The Arvin ‘Playmate’ Portable Radio

Duke University Ad*Access

The original Arvin ‘Playmate’ portable radio 1953 advertised in the Saturday Evening Post 

Made by Arvin Industries of Columbus, Indiana, the Playmate was made in 1953 as a portable AM radio. The set was advertised as a “3-Way” portable, able to run on AC, DC and battery power. The radio also boasted of five (5) tubes and the “mighty Magnetenna.” These features were highly touted for their ability to pull in radio station broadcasts and creating a velvety sound.


The handle folds flat and the model has a thin, sleek design.

2016 photos of Arvin ‘Playmate’ Portable Radio


Today, most people agree the sound produced using vacuum tube technology provide a superior sound experience to digital and transistor radio sound. The Arvin Playmate advertisement above references that preference.

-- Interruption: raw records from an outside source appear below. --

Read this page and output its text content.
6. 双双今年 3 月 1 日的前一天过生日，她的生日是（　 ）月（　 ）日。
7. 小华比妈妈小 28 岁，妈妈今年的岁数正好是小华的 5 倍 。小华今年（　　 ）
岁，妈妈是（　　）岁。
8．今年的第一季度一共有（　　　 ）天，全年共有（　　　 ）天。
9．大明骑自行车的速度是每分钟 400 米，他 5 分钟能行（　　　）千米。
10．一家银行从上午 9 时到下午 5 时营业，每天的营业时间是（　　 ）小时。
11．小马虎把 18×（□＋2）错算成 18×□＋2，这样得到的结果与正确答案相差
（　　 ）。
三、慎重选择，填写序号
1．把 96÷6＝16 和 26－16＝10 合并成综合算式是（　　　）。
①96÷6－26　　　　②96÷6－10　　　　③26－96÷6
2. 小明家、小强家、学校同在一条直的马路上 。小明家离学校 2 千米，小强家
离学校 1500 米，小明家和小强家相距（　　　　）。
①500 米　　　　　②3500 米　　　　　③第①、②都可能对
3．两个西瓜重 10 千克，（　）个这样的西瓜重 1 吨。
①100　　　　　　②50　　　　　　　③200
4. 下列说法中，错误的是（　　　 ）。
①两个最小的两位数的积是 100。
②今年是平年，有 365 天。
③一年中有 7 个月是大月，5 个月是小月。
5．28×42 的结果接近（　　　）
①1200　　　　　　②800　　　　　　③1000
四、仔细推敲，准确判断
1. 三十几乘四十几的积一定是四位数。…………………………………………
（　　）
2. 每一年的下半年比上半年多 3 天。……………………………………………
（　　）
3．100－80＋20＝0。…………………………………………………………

The base model originally sold in 1953 for $29.95. Versions with gold trim like the one pictured above sold for between $32.95 to $34.95 for the upgrade.

Although Retro Radio Farm has characterized the radio as having a “Snakeskin” finish, the original ad describes the finish as “cloth-o- gold.”

To the right you see an ad from the 1950s (exact date unknown). Though the colors are different, the radio seems nearly exact to the ‘Playmate’ of 1952. This radio sold for $44.95 with an insulated vinyl picnic case.

She shall have music wherever she goes"


This radio design demonstrates the portable style of radio. In the 1950s radios were made smaller and more compact. Portable radios became a natural iteration as Television took over the center of the home and the table-top radio lost some of its luster.

This radio has a decidedly feminine look. With this design we see a nod to women’s high-end hand bags, with the ‘snakeskin’ finish. The gold accent on the dial and handle give the radio elegance. The radio was marketed to women in charge of household purchases and looking for “convenience” and “glamour."

Arvin began as a company producing air filters for the American Car Industry. Like many companies, Arvin diversified into radio production to capitalize on the un-ending thirst for radios by the American public. Radio by the early 1950s had reached the pinnacle in production and content available for consumers.


Television was now in vogue and had supplanted much of the market. In response, radio producers had to create new models each year to impress customers. This Arvin model shows how the company tried to attract a new niche market, women; interested in the “convenience” of being able to take their music with them, wherever they go.